I expect this is incorrect.
Specifically, I would guess that you can distinguish the strength of your belief that a lottery ticket you might purchase will win the jackpot from one in a thousand (a.k.a. 0.1%). Am I mistaken?
That’s a very special case—in the case of the lottery, it is actually possible-in-principle to enumerate BIG_NUMBER equally likely mutually-exclusive outcomes. Same with getting the works of shakespeare out of your random number generator. The things under discussion don’t have that quality.
I agree in principle, but on the other hand the questions on the survey are nowhere as easy as “what’s the probability of winning such-and-such lottery”.
You’re right, good point.
Just type 1:1e15 (or 1e-15 if you don’t want odd ratios).
I’d force log odds, as they are the more natural representation and much less susceptible to irrational certainty and nonsense answers.
Someone has to actually try and comprehend what they are doing to troll logits; -INF seems a lot more out to lunch than p = 0.
I’d also like someone to go thru the math to figure out how to correctly take the mean of probability estimates. I see no obvious reason why you can simply average [0, 1] probability. The correct method would probably involve cooking up a hypothetical bayesian judge that takes everyones estimates as evidence.

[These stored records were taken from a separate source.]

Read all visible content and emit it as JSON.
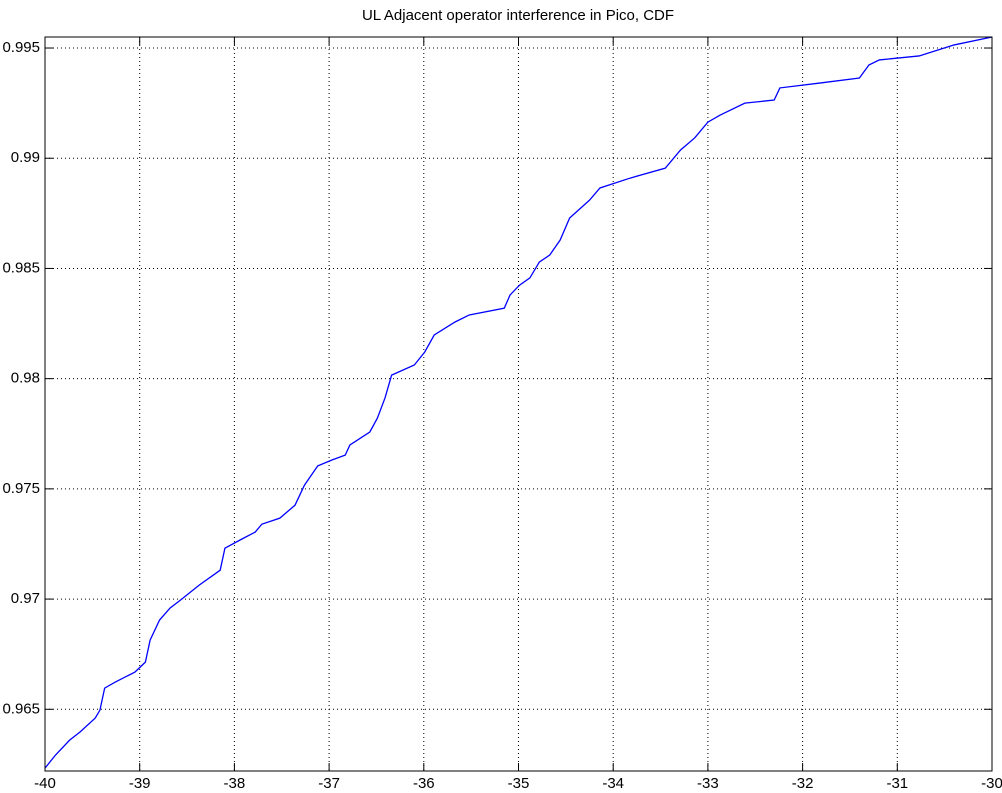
{
  "chart_data": {
    "type": "line",
    "title": "UL Adjacent operator interference in Pico, CDF",
    "x": [
      -40,
      -39.89,
      -39.74,
      -39.63,
      -39.47,
      -39.42,
      -39.37,
      -39.26,
      -39.05,
      -38.94,
      -38.89,
      -38.79,
      -38.68,
      -38.57,
      -38.37,
      -38.15,
      -38.1,
      -37.94,
      -37.78,
      -37.71,
      -37.52,
      -37.36,
      -37.26,
      -37.12,
      -36.97,
      -36.83,
      -36.78,
      -36.57,
      -36.49,
      -36.41,
      -36.34,
      -36.1,
      -35.99,
      -35.89,
      -35.67,
      -35.52,
      -35.15,
      -35.09,
      -34.99,
      -34.88,
      -34.78,
      -34.67,
      -34.56,
      -34.46,
      -34.25,
      -34.14,
      -33.82,
      -33.45,
      -33.29,
      -33.14,
      -33.0,
      -32.87,
      -32.61,
      -32.3,
      -32.24,
      -31.82,
      -31.4,
      -31.3,
      -31.19,
      -30.77,
      -30.4,
      -30
    ],
    "series": [
      {
        "name": "CDF",
        "color": "#0000ff",
        "values": [
          0.96233,
          0.96292,
          0.9636,
          0.96397,
          0.9646,
          0.96496,
          0.96596,
          0.96623,
          0.96669,
          0.96714,
          0.96814,
          0.96905,
          0.96959,
          0.96995,
          0.97064,
          0.97131,
          0.97231,
          0.97268,
          0.97304,
          0.9734,
          0.97367,
          0.97426,
          0.97517,
          0.97604,
          0.97631,
          0.97653,
          0.97699,
          0.97758,
          0.97821,
          0.97912,
          0.98016,
          0.98062,
          0.98121,
          0.98198,
          0.98257,
          0.98289,
          0.9832,
          0.98379,
          0.98424,
          0.98457,
          0.98529,
          0.98561,
          0.98629,
          0.98729,
          0.9881,
          0.98865,
          0.9891,
          0.98955,
          0.99037,
          0.99092,
          0.99164,
          0.99196,
          0.9925,
          0.99264,
          0.99319,
          0.99341,
          0.99364,
          0.99423,
          0.99446,
          0.99464,
          0.99514,
          0.9955
        ]
      }
    ],
    "xlim": [
      -40,
      -30
    ],
    "xticks": [
      -40,
      -39,
      -38,
      -37,
      -36,
      -35,
      -34,
      -33,
      -32,
      -31,
      -30
    ],
    "ylim": [
      0.9622,
      0.9955
    ],
    "yticks": [
      0.965,
      0.97,
      0.975,
      0.98,
      0.985,
      0.99,
      0.995
    ],
    "grid": true
  }
}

Edit: since logits can be a bit unintuitive, I’d give a few calibration examples like odds of rolling a 6 on a die, odds of winning some lottery, fair odds, odds of surviving a car crash, etc.
Personally, for probabilities roughly between 20% and 80% I find probabilities (or non-log odds) easier than understand than log-odds.

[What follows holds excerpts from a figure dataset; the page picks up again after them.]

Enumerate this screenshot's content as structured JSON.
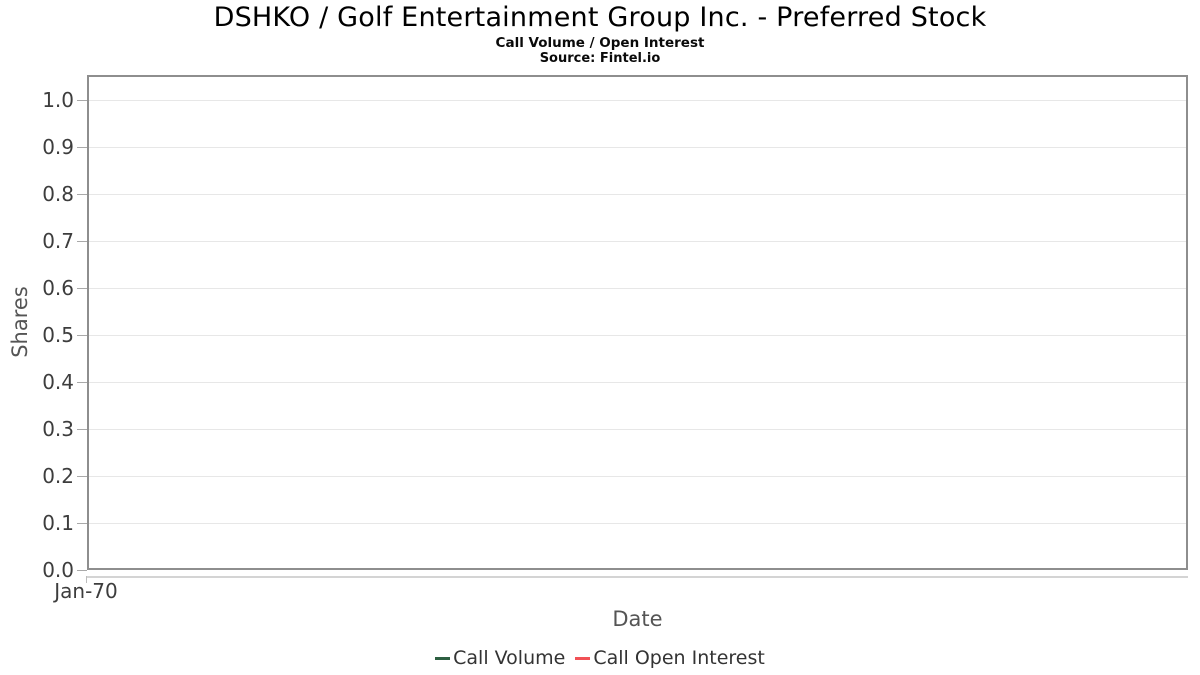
{
  "header": {
    "title": "DSHKO / Golf Entertainment Group Inc. - Preferred Stock",
    "subtitle": "Call Volume / Open Interest",
    "source": "Source: Fintel.io"
  },
  "chart_data": {
    "type": "line",
    "title": "DSHKO / Golf Entertainment Group Inc. - Preferred Stock",
    "subtitle": "Call Volume / Open Interest",
    "source": "Source: Fintel.io",
    "xlabel": "Date",
    "ylabel": "Shares",
    "ylim": [
      0.0,
      1.0
    ],
    "y_ticks": [
      "1.0",
      "0.9",
      "0.8",
      "0.7",
      "0.6",
      "0.5",
      "0.4",
      "0.3",
      "0.2",
      "0.1",
      "0.0"
    ],
    "x_ticks": [
      "Jan-70"
    ],
    "grid": true,
    "legend_position": "bottom",
    "plot_border_color": "#8e8e8e",
    "grid_color": "#e7e7e7",
    "tick_label_color": "#3d3d3d",
    "axis_title_color": "#555555",
    "series": [
      {
        "name": "Call Volume",
        "color": "#2d5f41",
        "x": [],
        "values": []
      },
      {
        "name": "Call Open Interest",
        "color": "#f15156",
        "x": [],
        "values": []
      }
    ]
  }
}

Yeah. One of the reason why I proposed this is the median answer of 0 in several probability questions. (I’d also require a rationale in order to enter probabilities more extreme than 1%/99%.)
I’d go with the average of log-odds, but this requires all of them to be finite...
Weighting, in part, by the calibration questions?
I dunno how you would weight it. I think you’d want to have a maxentropy ‘fair’ judge at least for comparison.
Calibration questions are probably the least controversial way of weighting. Compare to, say, trying to weight using karma.
This might be an interesting thing to develop. A voting system backed up by solid bayes-math could be useful for more than just LW surveys.
It might be interesting to see what results are produced by several weighting approaches.
yeah. that’s what I was getting at with the maxentropy judge.
On further thought, I really should look into figuring this out. Maybe I’ll do some work on it and post a discussion post. This could be a great group rationality tool.